Toqué el fondo del abismo interior, por un momento vi el interior, por un momento vi el caos, el vacío, el espanto. Pero una tercera voz comienza a moverse sobre las aguas interiores, sobre el abismo. El Espíritu desencadena la génesis que necesito.

 Me lleva hacia Pablo quién exclama «¡El mal está en el hombre para no enfrentarse con esta verdad! El mal está en mí» «¡Cómo se llega al borde del abismo cuando se la ve por primera vez! ¡Cómo renueva el frío del espanto cada vez que se la evoca! «El mal está en mi».

 El Apóstol hace mi mismo descenso: «Miserable de mí, ¿quién me librará de este cuerpo de muerte?».

Y el mismo Dios que lleva al borde de la necesidad, muestra el remedio que se magnifica aún más por el contraste: «Gracias doy a Dios, por Jesucristo, Señor nuestro». No tengo una solución concreta, pero una profunda paz me inunda.

El tiempo psicológico es más veloz que el cronológico.

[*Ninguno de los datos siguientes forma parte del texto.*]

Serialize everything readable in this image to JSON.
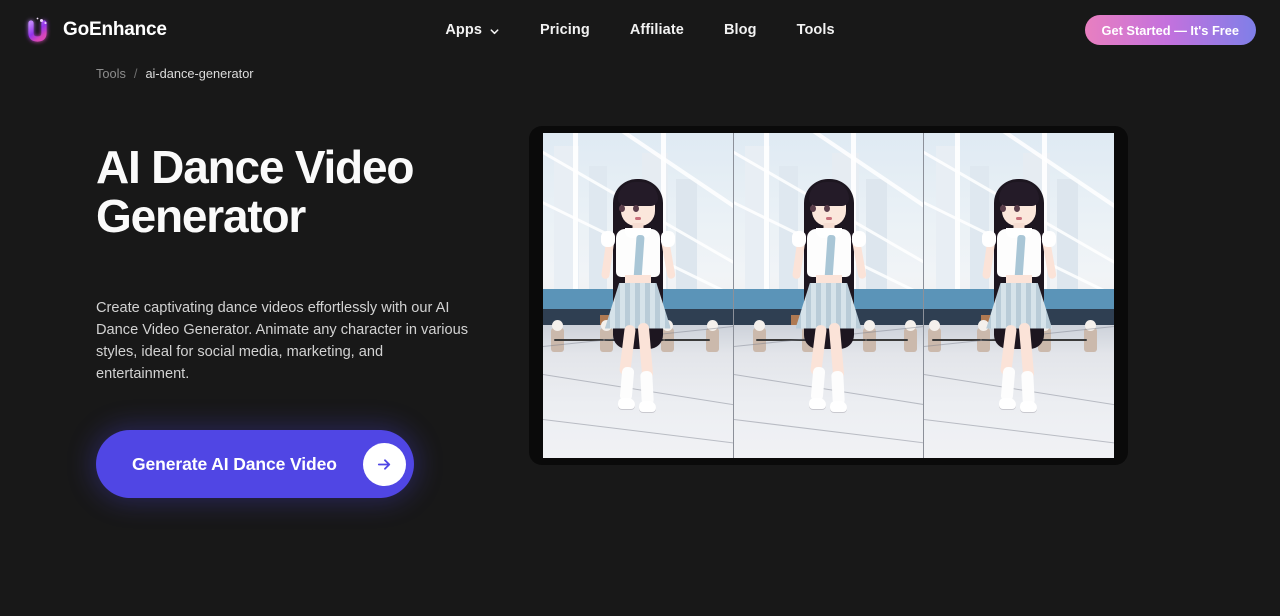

No pasó un minuto desde que escuché la primera mentira de mi hijo, un minuto para verlo transfigurado y para hacer mi descenso y ascenso del abismo.

 Nuevamente en mi ribera lo empiezo a ver tal cual era antes. Se acerca, mimoso sobre mi hombro y me muestra, buscando indulgencia, su mano sucia.

Lo miro amenazador, repito interiormente: «Gracias doy a Dios por Jesucristo», y vuelvo a la plenitud de la esperanza».

* Nota del Autor: Este artículo lo escribí hace más de treinta años. Hoy Ariel tiene 35 años, es veterinario y desarrolla un importante servicio de apoyo a la iglesia y es una ayuda invalorable par mi ministerio. Es verdad, como señala un lector, que es un artículo fuerte y eso lo comentaron algunos amigos en el momento que fue publicado. Pero creo que una visión clara sobre nuestros hijos evita que los “endiosemos”. La “materia prima” está contaminada por el pecado y si comprendemos eso podemos educarlos en el temor del Señor y obtener resultados positivos. Salvador Dellutri

2 comentarios sobre “La transfiguración de mi hijo

  1. El articulo me parece sencillamente sobrio,lucido;es la descripción del mal con el que venimos y que se relata con crudeza pero con veracidad.Al leer este artículo salto a mi mente de inmediato lo que significa Gracia…Favor Inmerecido…Gracias a Dios por la obra preciosa,cruenta pero suficiente de su Hijo Jesús en la cruz.Soy salvo por Gracia.